Now that I know the hr34 will work one more thing if someone with a hr24 
would not mind testing .
If your watching the show on the dvr then can you access the same program at the same time from one of your other receivers?


----------



## veryoldschool (Dec 10, 2006)

powerhouse1960 said:


> Now that I know the hr34 will work one more thing if someone with a hr24
> would not mind testing .
> If your watching the show on the dvr then can you access the same program at the same time from one of your other receivers?

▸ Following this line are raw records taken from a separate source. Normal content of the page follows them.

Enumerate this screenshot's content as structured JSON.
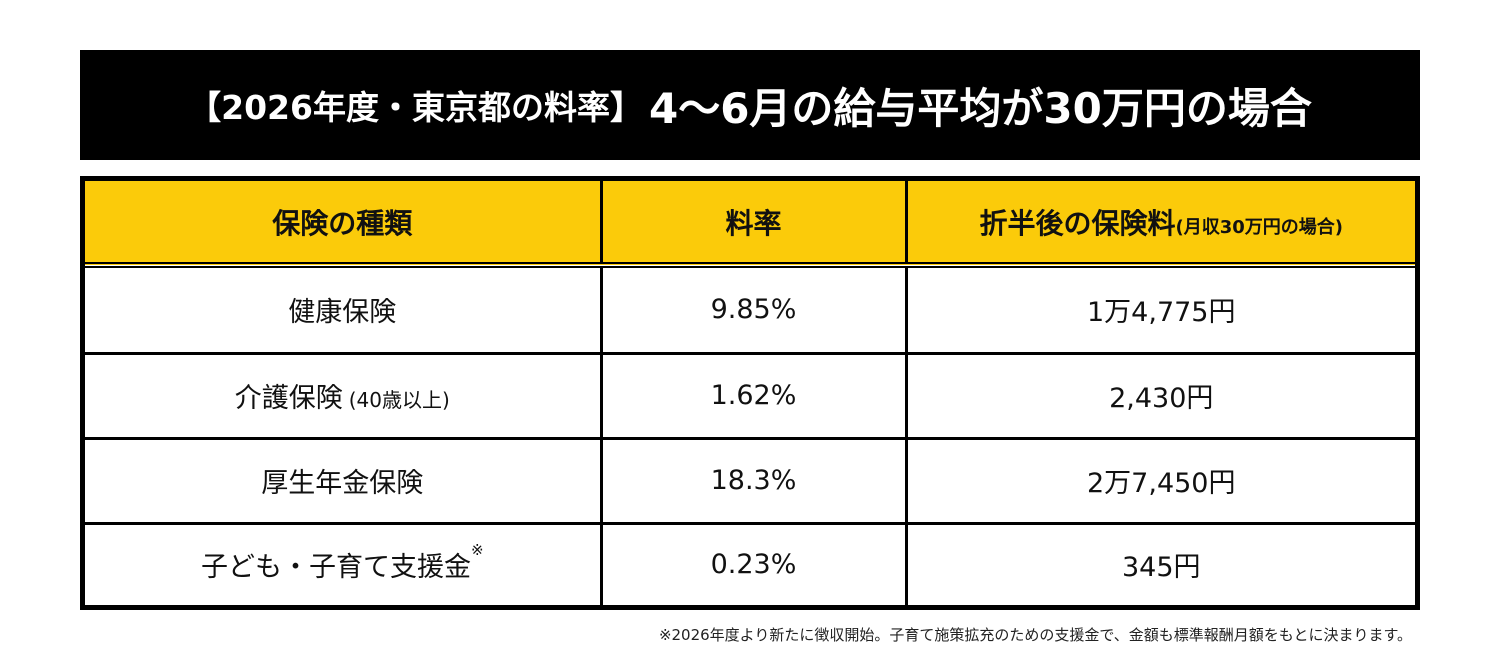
{
  "title": {
    "prefix": "【2026年度・東京都の料率】",
    "main": "4〜6月の給与平均が30万円の場合"
  },
  "table": {
    "headers": {
      "type": "保険の種類",
      "rate": "料率",
      "half": "折半後の保険料",
      "half_note": "(月収30万円の場合)"
    },
    "rows": [
      {
        "type": "健康保険",
        "note": "",
        "mark": "",
        "rate": "9.85%",
        "amount": "1万4,775円"
      },
      {
        "type": "介護保険",
        "note": "(40歳以上)",
        "mark": "",
        "rate": "1.62%",
        "amount": "2,430円"
      },
      {
        "type": "厚生年金保険",
        "note": "",
        "mark": "",
        "rate": "18.3%",
        "amount": "2万7,450円"
      },
      {
        "type": "子ども・子育て支援金",
        "note": "",
        "mark": "※",
        "rate": "0.23%",
        "amount": "345円"
      }
    ]
  },
  "footnote": "※2026年度より新たに徴収開始。子育て施策拡充のための支援金で、金額も標準報酬月額をもとに決まります。"
}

Yes, what is going out "the front" has nothing to do with what's going out "the back".


----------



## powerhouse1960 (Jun 10, 2008)

veryoldschool said:


> Yes, what is going out "the front" has nothing to do with what's going out "the back".


Thanks


----------



## inkahauts (Nov 13, 2006)

azarby said:


> I know for sure that the HR34 can play at least two streams of the same recording (just verified this), but it appears that when you start the second stream, even though there is a resume option, it starts the second stream from the beginning.


Its only going to actually resume if you stopped playing it in the other room. If its still playing in the other room too, then it does not yet have a real resume point, or at least that's what I figured out ages ago on the other hrs, and see no reason for that to change on an hr34.


----------



## azarby (Dec 15, 2006)

inkahauts said:


> Its only going to actually resume if you stopped playing it in the other room. If its still playing in the other room too, then it does not yet have a real resume point, or at least that's what I figured out ages ago on the other hrs, and see no reason for that to change on an hr34.


Actually this is probably a bug in the on screen display. If you can't resume, then don't have a resume option.


----------